On 5 May 1983 they kidnapped Eduardo Aulet, a rugby player and engineer. They initially held him captive in a closet, but after learning that he was claustrophobic, they moved him to the basement of the Puccio's home. The Puccio family extorted Aulet's family for the payment of $150,000 (equivalent to $385,680.72 as of 2019). Although both ransoms were paid, both men were killed by the family.

Arquimedes was arrested by the Division of Frauds and Scams of the Argentine Federal Police on 23 August 1985 at a gas station while he was extorting the last victim's family via payphone for the ransom payment.

Alejandro was arrested that same day while he was at home with his girlfriend, Mónica Sörvik, a gardening teacher of the Escuela de Todos los Santos and then vice-headteacher of the kindergarten Myflower from San Isidro. In the basement, they found the last victim.

When Alejandro was arrested, he denied any participation in the organization's criminal activities. Neither his friends nor his girlfriend believed he was guilty. They always defended his innocence.

When Alejandro was taken to court, in late 1986, in Palacio de Tribunales, he attempted to kill himself by jumping from the fifth floor, inside the building. As a result of this suicide attempt he suffered from convulsions the rest of his life, for which he was medicated with antipsychotics.

On 26 December 1995 he was sentenced to life imprisonment At first, he was visited by his girlfriend, Monica, until he ordered her to stop coming . Later in the 1990s, he married Nancy Arrat, whom he met during his years imprisoned. In jail, he became friends with Sergio Schoklender.

He never accepted any responsibility for the crimes for which he was convicted.

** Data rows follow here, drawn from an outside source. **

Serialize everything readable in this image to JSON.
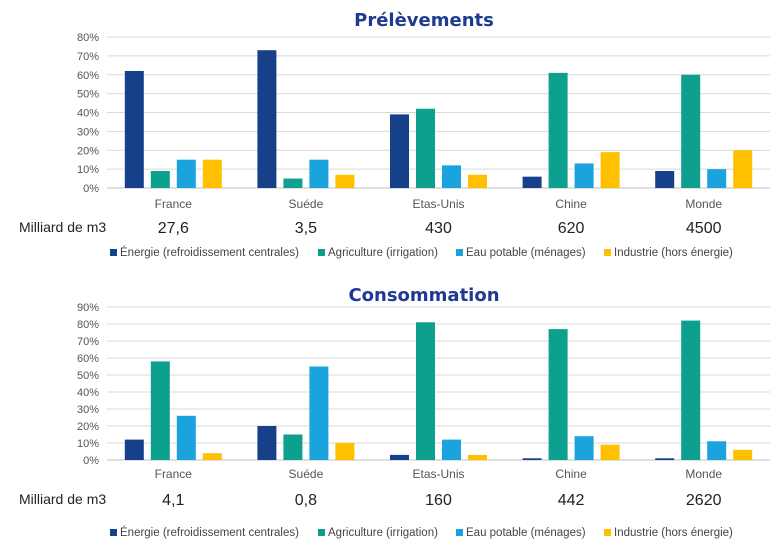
{
  "colors": {
    "title": "#1f3a93",
    "series": [
      "#17408b",
      "#0ea08e",
      "#1aa3dd",
      "#ffc000"
    ],
    "grid": "#d9d9d9",
    "axis": "#bfbfbf"
  },
  "volume_label": "Milliard de m3",
  "legend": [
    "Énergie (refroidissement centrales)",
    "Agriculture (irrigation)",
    "Eau potable (ménages)",
    "Industrie (hors énergie)"
  ],
  "chart_data": [
    {
      "type": "bar",
      "title": "Prélèvements",
      "categories": [
        "France",
        "Suéde",
        "Etas-Unis",
        "Chine",
        "Monde"
      ],
      "ylim": [
        0,
        80
      ],
      "yticks": [
        "0%",
        "10%",
        "20%",
        "30%",
        "40%",
        "50%",
        "60%",
        "70%",
        "80%"
      ],
      "grid": true,
      "legend_position": "bottom",
      "series": [
        {
          "name": "Énergie (refroidissement centrales)",
          "values": [
            62,
            73,
            39,
            6,
            9
          ]
        },
        {
          "name": "Agriculture (irrigation)",
          "values": [
            9,
            5,
            42,
            61,
            60
          ]
        },
        {
          "name": "Eau potable (ménages)",
          "values": [
            15,
            15,
            12,
            13,
            10
          ]
        },
        {
          "name": "Industrie (hors énergie)",
          "values": [
            15,
            7,
            7,
            19,
            20
          ]
        }
      ],
      "volumes": [
        "27,6",
        "3,5",
        "430",
        "620",
        "4500"
      ]
    },
    {
      "type": "bar",
      "title": "Consommation",
      "categories": [
        "France",
        "Suéde",
        "Etas-Unis",
        "Chine",
        "Monde"
      ],
      "ylim": [
        0,
        90
      ],
      "yticks": [
        "0%",
        "10%",
        "20%",
        "30%",
        "40%",
        "50%",
        "60%",
        "70%",
        "80%",
        "90%"
      ],
      "grid": true,
      "legend_position": "bottom",
      "series": [
        {
          "name": "Énergie (refroidissement centrales)",
          "values": [
            12,
            20,
            3,
            1,
            1
          ]
        },
        {
          "name": "Agriculture (irrigation)",
          "values": [
            58,
            15,
            81,
            77,
            82
          ]
        },
        {
          "name": "Eau potable (ménages)",
          "values": [
            26,
            55,
            12,
            14,
            11
          ]
        },
        {
          "name": "Industrie (hors énergie)",
          "values": [
            4,
            10,
            3,
            9,
            6
          ]
        }
      ],
      "volumes": [
        "4,1",
        "0,8",
        "160",
        "442",
        "2620"
      ]
    }
  ]
}
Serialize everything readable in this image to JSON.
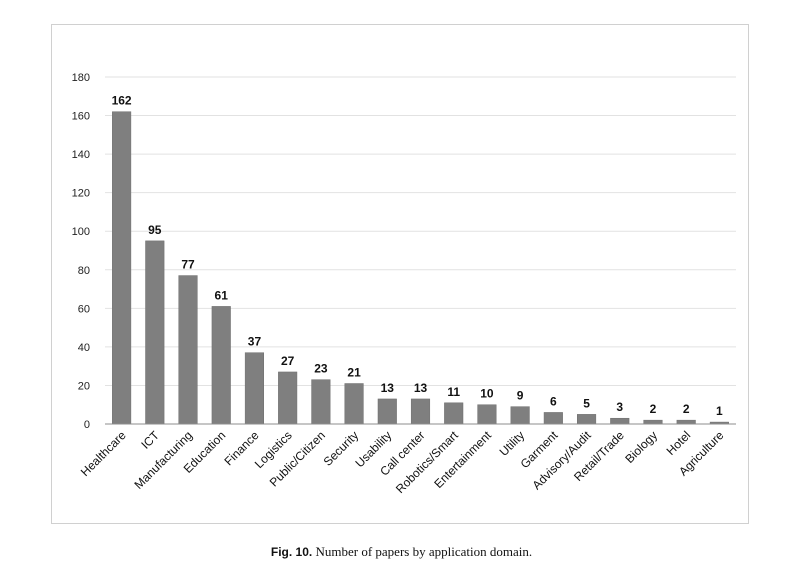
{
  "chart_data": {
    "type": "bar",
    "title": "",
    "xlabel": "",
    "ylabel": "",
    "ylim": [
      0,
      180
    ],
    "yticks": [
      0,
      20,
      40,
      60,
      80,
      100,
      120,
      140,
      160,
      180
    ],
    "grid": true,
    "bar_color": "#7f7f7f",
    "categories": [
      "Healthcare",
      "ICT",
      "Manufacturing",
      "Education",
      "Finance",
      "Logistics",
      "Public/Citizen",
      "Security",
      "Usability",
      "Call center",
      "Robotics/Smart",
      "Entertainment",
      "Utility",
      "Garment",
      "Advisory/Audit",
      "Retail/Trade",
      "Biology",
      "Hotel",
      "Agriculture"
    ],
    "values": [
      162,
      95,
      77,
      61,
      37,
      27,
      23,
      21,
      13,
      13,
      11,
      10,
      9,
      6,
      5,
      3,
      2,
      2,
      1
    ]
  },
  "caption": {
    "label": "Fig. 10.",
    "text": "Number of papers by application domain."
  }
}
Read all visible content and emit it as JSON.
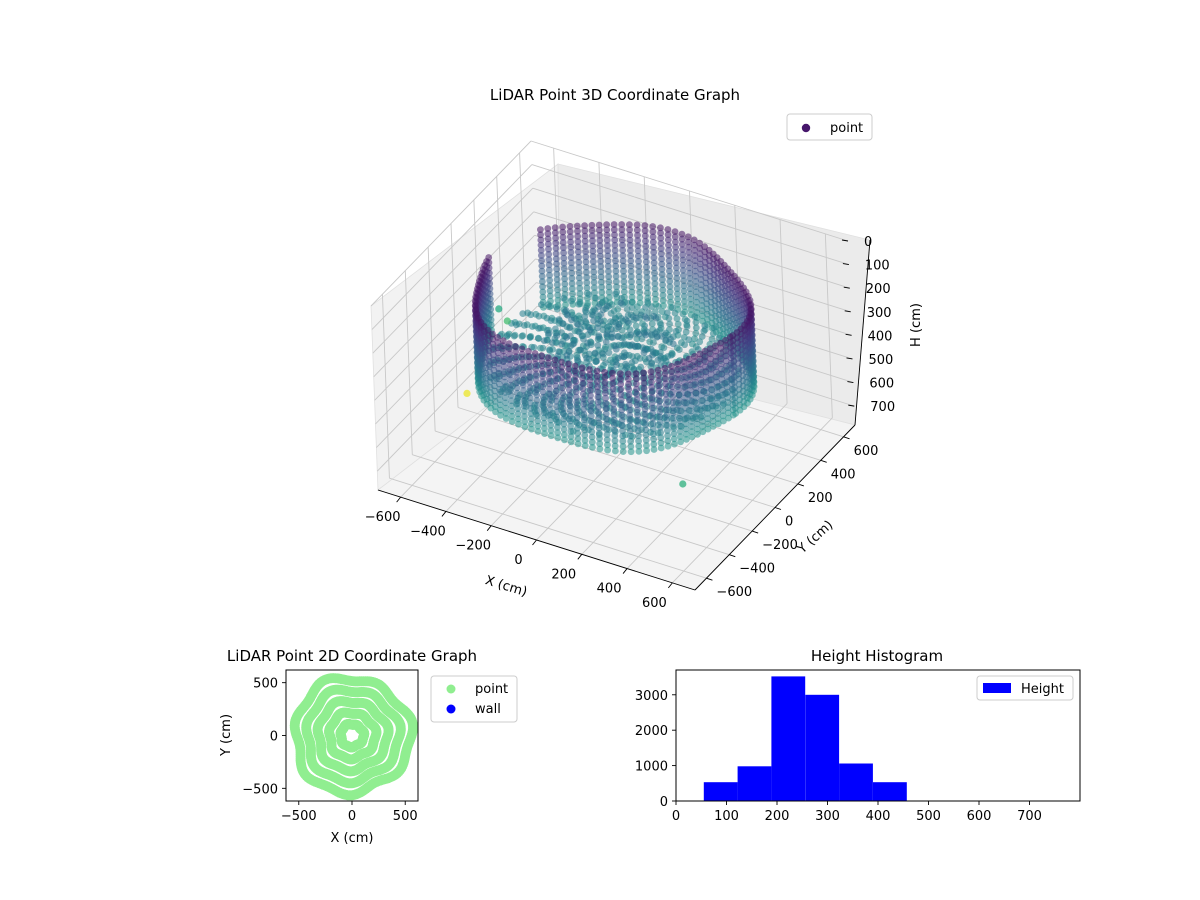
{
  "chart_data": [
    {
      "type": "scatter",
      "projection": "3d",
      "title": "LiDAR Point 3D Coordinate Graph",
      "xlabel": "X (cm)",
      "ylabel": "Y (cm)",
      "zlabel": "H (cm)",
      "xlim": [
        -700,
        700
      ],
      "ylim": [
        -700,
        700
      ],
      "zlim": [
        780,
        0
      ],
      "z_axis_inverted": true,
      "x_ticks": [
        "−600",
        "−400",
        "−200",
        "0",
        "200",
        "400",
        "600"
      ],
      "y_ticks": [
        "−600",
        "−400",
        "−200",
        "0",
        "200",
        "400",
        "600"
      ],
      "z_ticks": [
        "0",
        "100",
        "200",
        "300",
        "400",
        "500",
        "600",
        "700"
      ],
      "colormap": "viridis",
      "legend": {
        "placement": "upper-right",
        "entries": [
          {
            "label": "point",
            "color": "#46166b"
          }
        ]
      },
      "shape": "ring-shaped wall of points around a floor disc",
      "wall_radius_cm": 540,
      "wall_height_range_cm": [
        100,
        450
      ],
      "floor_height_cm": 390,
      "outliers": [
        {
          "x": -660,
          "y": 300,
          "h": 500
        },
        {
          "x": -640,
          "y": 330,
          "h": 560
        },
        {
          "x": -700,
          "y": 80,
          "h": 760
        },
        {
          "x": 520,
          "y": -430,
          "h": 520
        }
      ],
      "grid": true
    },
    {
      "type": "scatter",
      "title": "LiDAR Point 2D Coordinate Graph",
      "xlabel": "X (cm)",
      "ylabel": "Y (cm)",
      "xlim": [
        -620,
        620
      ],
      "ylim": [
        -620,
        620
      ],
      "x_ticks": [
        "−500",
        "0",
        "500"
      ],
      "y_ticks": [
        "−500",
        "0",
        "500"
      ],
      "point_cloud_radius_cm": 570,
      "series": [
        {
          "name": "point",
          "color": "#90ee90",
          "shape": "filled disc of points"
        },
        {
          "name": "wall",
          "color": "#0000ff",
          "shape": "none visible"
        }
      ],
      "legend": {
        "placement": "outside-right"
      }
    },
    {
      "type": "bar",
      "subtype": "histogram",
      "title": "Height Histogram",
      "xlim": [
        0,
        800
      ],
      "ylim": [
        0,
        3700
      ],
      "x_ticks": [
        "0",
        "100",
        "200",
        "300",
        "400",
        "500",
        "600",
        "700"
      ],
      "y_ticks": [
        "0",
        "1000",
        "2000",
        "3000"
      ],
      "bins": [
        {
          "from": 55,
          "to": 122,
          "count": 530
        },
        {
          "from": 122,
          "to": 189,
          "count": 980
        },
        {
          "from": 189,
          "to": 256,
          "count": 3520
        },
        {
          "from": 256,
          "to": 323,
          "count": 3000
        },
        {
          "from": 323,
          "to": 390,
          "count": 1060
        },
        {
          "from": 390,
          "to": 457,
          "count": 530
        },
        {
          "from": 457,
          "to": 524,
          "count": 0
        },
        {
          "from": 524,
          "to": 591,
          "count": 0
        },
        {
          "from": 591,
          "to": 658,
          "count": 0
        },
        {
          "from": 658,
          "to": 725,
          "count": 0
        },
        {
          "from": 725,
          "to": 792,
          "count": 5
        }
      ],
      "series": [
        {
          "name": "Height",
          "color": "#0000ff"
        }
      ],
      "legend": {
        "placement": "top-right"
      }
    }
  ]
}
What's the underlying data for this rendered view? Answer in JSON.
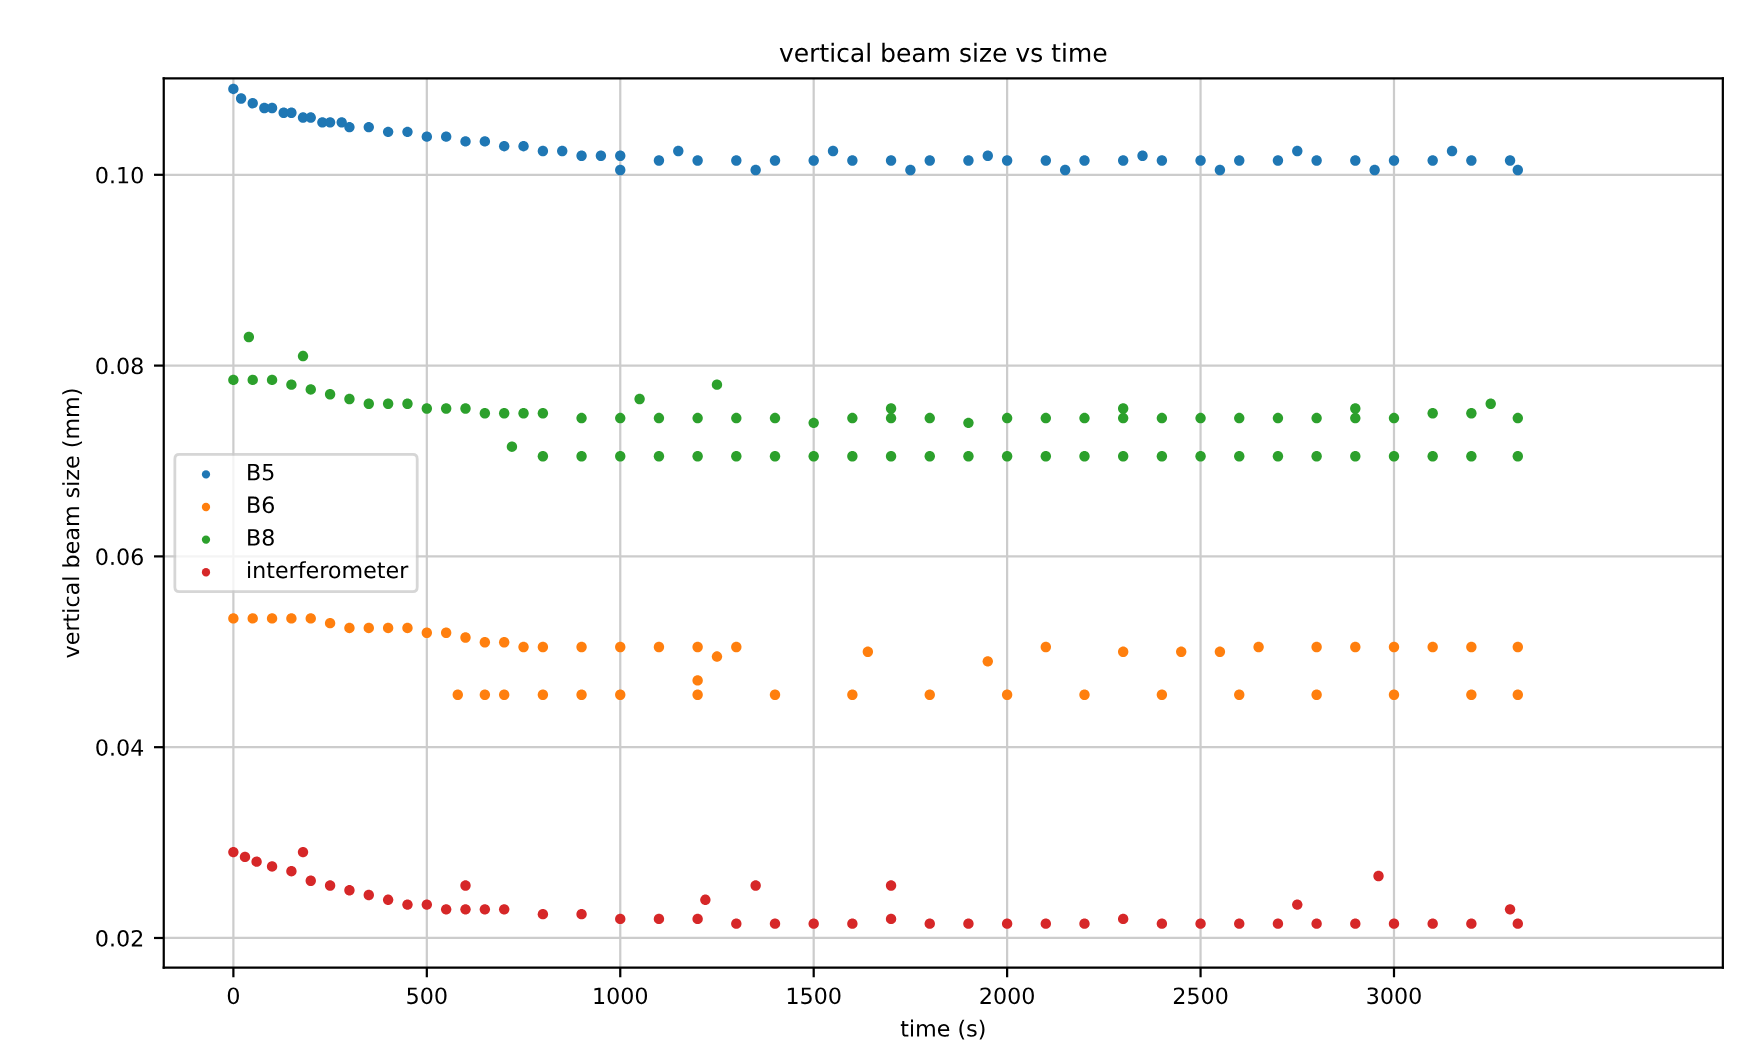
{
  "chart_data": {
    "type": "scatter",
    "title": "vertical beam size vs time",
    "xlabel": "time (s)",
    "ylabel": "vertical beam size (mm)",
    "xlim": [
      -180,
      3850
    ],
    "ylim": [
      0.0169,
      0.1101
    ],
    "xticks": [
      0,
      500,
      1000,
      1500,
      2000,
      2500,
      3000
    ],
    "yticks": [
      {
        "value": 0.02,
        "label": "0.02"
      },
      {
        "value": 0.04,
        "label": "0.04"
      },
      {
        "value": 0.06,
        "label": "0.06"
      },
      {
        "value": 0.08,
        "label": "0.08"
      },
      {
        "value": 0.1,
        "label": "0.10"
      }
    ],
    "grid": true,
    "legend": "left",
    "marker": "circle",
    "series": [
      {
        "name": "B5",
        "color": "#1f77b4",
        "x": [
          0,
          20,
          50,
          80,
          100,
          130,
          150,
          180,
          200,
          230,
          250,
          280,
          300,
          350,
          400,
          450,
          500,
          550,
          600,
          650,
          700,
          750,
          800,
          850,
          900,
          950,
          1000,
          1100,
          1200,
          1300,
          1400,
          1500,
          1600,
          1700,
          1800,
          1900,
          2000,
          2100,
          2200,
          2300,
          2400,
          2500,
          2600,
          2700,
          2800,
          2900,
          3000,
          3100,
          3200,
          3300,
          1000,
          1150,
          1350,
          1550,
          1750,
          1950,
          2150,
          2350,
          2550,
          2750,
          2950,
          3150,
          3320
        ],
        "values": [
          0.109,
          0.108,
          0.1075,
          0.107,
          0.107,
          0.1065,
          0.1065,
          0.106,
          0.106,
          0.1055,
          0.1055,
          0.1055,
          0.105,
          0.105,
          0.1045,
          0.1045,
          0.104,
          0.104,
          0.1035,
          0.1035,
          0.103,
          0.103,
          0.1025,
          0.1025,
          0.102,
          0.102,
          0.102,
          0.1015,
          0.1015,
          0.1015,
          0.1015,
          0.1015,
          0.1015,
          0.1015,
          0.1015,
          0.1015,
          0.1015,
          0.1015,
          0.1015,
          0.1015,
          0.1015,
          0.1015,
          0.1015,
          0.1015,
          0.1015,
          0.1015,
          0.1015,
          0.1015,
          0.1015,
          0.1015,
          0.1005,
          0.1025,
          0.1005,
          0.1025,
          0.1005,
          0.102,
          0.1005,
          0.102,
          0.1005,
          0.1025,
          0.1005,
          0.1025,
          0.1005
        ]
      },
      {
        "name": "B6",
        "color": "#ff7f0e",
        "x": [
          0,
          50,
          100,
          150,
          200,
          250,
          300,
          350,
          400,
          450,
          500,
          550,
          600,
          650,
          700,
          750,
          800,
          900,
          1000,
          1100,
          1200,
          1250,
          1300,
          580,
          650,
          700,
          800,
          900,
          1000,
          1200,
          1400,
          1600,
          1800,
          2000,
          2200,
          2400,
          2600,
          2800,
          3000,
          3200,
          3320,
          1200,
          1640,
          1950,
          2100,
          2300,
          2450,
          2550,
          2650,
          2800,
          2900,
          3000,
          3100,
          3200,
          3320
        ],
        "values": [
          0.0535,
          0.0535,
          0.0535,
          0.0535,
          0.0535,
          0.053,
          0.0525,
          0.0525,
          0.0525,
          0.0525,
          0.052,
          0.052,
          0.0515,
          0.051,
          0.051,
          0.0505,
          0.0505,
          0.0505,
          0.0505,
          0.0505,
          0.0505,
          0.0495,
          0.0505,
          0.0455,
          0.0455,
          0.0455,
          0.0455,
          0.0455,
          0.0455,
          0.0455,
          0.0455,
          0.0455,
          0.0455,
          0.0455,
          0.0455,
          0.0455,
          0.0455,
          0.0455,
          0.0455,
          0.0455,
          0.0455,
          0.047,
          0.05,
          0.049,
          0.0505,
          0.05,
          0.05,
          0.05,
          0.0505,
          0.0505,
          0.0505,
          0.0505,
          0.0505,
          0.0505,
          0.0505
        ]
      },
      {
        "name": "B8",
        "color": "#2ca02c",
        "x": [
          0,
          50,
          100,
          150,
          200,
          250,
          300,
          350,
          400,
          450,
          500,
          550,
          600,
          650,
          700,
          750,
          800,
          900,
          1000,
          1100,
          1200,
          1300,
          1400,
          1500,
          1600,
          1700,
          1800,
          1900,
          2000,
          2100,
          2200,
          2300,
          2400,
          2500,
          2600,
          2700,
          2800,
          2900,
          3000,
          3100,
          3200,
          3320,
          40,
          180,
          1250,
          720,
          800,
          900,
          1000,
          1100,
          1200,
          1300,
          1400,
          1500,
          1600,
          1700,
          1800,
          1900,
          2000,
          2100,
          2200,
          2300,
          2400,
          2500,
          2600,
          2700,
          2800,
          2900,
          3000,
          3100,
          3200,
          3320,
          1050,
          1700,
          2300,
          2900,
          3250
        ],
        "values": [
          0.0785,
          0.0785,
          0.0785,
          0.078,
          0.0775,
          0.077,
          0.0765,
          0.076,
          0.076,
          0.076,
          0.0755,
          0.0755,
          0.0755,
          0.075,
          0.075,
          0.075,
          0.075,
          0.0745,
          0.0745,
          0.0745,
          0.0745,
          0.0745,
          0.0745,
          0.074,
          0.0745,
          0.0745,
          0.0745,
          0.074,
          0.0745,
          0.0745,
          0.0745,
          0.0745,
          0.0745,
          0.0745,
          0.0745,
          0.0745,
          0.0745,
          0.0745,
          0.0745,
          0.075,
          0.075,
          0.0745,
          0.083,
          0.081,
          0.078,
          0.0715,
          0.0705,
          0.0705,
          0.0705,
          0.0705,
          0.0705,
          0.0705,
          0.0705,
          0.0705,
          0.0705,
          0.0705,
          0.0705,
          0.0705,
          0.0705,
          0.0705,
          0.0705,
          0.0705,
          0.0705,
          0.0705,
          0.0705,
          0.0705,
          0.0705,
          0.0705,
          0.0705,
          0.0705,
          0.0705,
          0.0705,
          0.0765,
          0.0755,
          0.0755,
          0.0755,
          0.076
        ]
      },
      {
        "name": "interferometer",
        "color": "#d62728",
        "x": [
          0,
          30,
          60,
          100,
          150,
          200,
          250,
          300,
          350,
          400,
          450,
          500,
          550,
          600,
          650,
          700,
          800,
          900,
          1000,
          1100,
          1200,
          1300,
          1400,
          1500,
          1600,
          1700,
          1800,
          1900,
          2000,
          2100,
          2200,
          2300,
          2400,
          2500,
          2600,
          2700,
          2800,
          2900,
          3000,
          3100,
          3200,
          3320,
          180,
          600,
          1220,
          1350,
          1700,
          2750,
          2960,
          3300
        ],
        "values": [
          0.029,
          0.0285,
          0.028,
          0.0275,
          0.027,
          0.026,
          0.0255,
          0.025,
          0.0245,
          0.024,
          0.0235,
          0.0235,
          0.023,
          0.023,
          0.023,
          0.023,
          0.0225,
          0.0225,
          0.022,
          0.022,
          0.022,
          0.0215,
          0.0215,
          0.0215,
          0.0215,
          0.022,
          0.0215,
          0.0215,
          0.0215,
          0.0215,
          0.0215,
          0.022,
          0.0215,
          0.0215,
          0.0215,
          0.0215,
          0.0215,
          0.0215,
          0.0215,
          0.0215,
          0.0215,
          0.0215,
          0.029,
          0.0255,
          0.024,
          0.0255,
          0.0255,
          0.0235,
          0.0265,
          0.023
        ]
      }
    ]
  }
}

He remained imprisoned until 7 April 1997 when he was released thanks to the 2x1 law on a one million pesos bail. But due to the law's veto he was re-arrested on 28 September 1999.

Alejandro studied psychology and in, September 2000, he was allowed to leave prison for work.

After 22 years imprisoned, Alejandro was released from the Buenos Aires Prison located in the Florencio Varela department on parole, in November 2007. He died a few months after his release, on 27 June 2008, aged 49, after being infected in a hospital where he had been hospitalized for convulsions. No one attended his funeral.

== In popular culture ==
In 2015 the journalist Rodolfo Palacios published a booked called El Clan Puccio (The Puccio Clan) which includes many testimonies from Arquímedes Puccio.

In 2015 the Argentinian film director Pablo Trapero adapted the story into a movie, The Clan starring Guillermo Francella as the main protagonist, playing Arquímedes Puccio. Alejandro was portrayed by Peter Lanzani.

In 2015 Historia de un clan, a series composed of 11 chapters was released, and was broadcast by Telefé, where Alejandro was portrayed by Ricardo "Chino" Darin.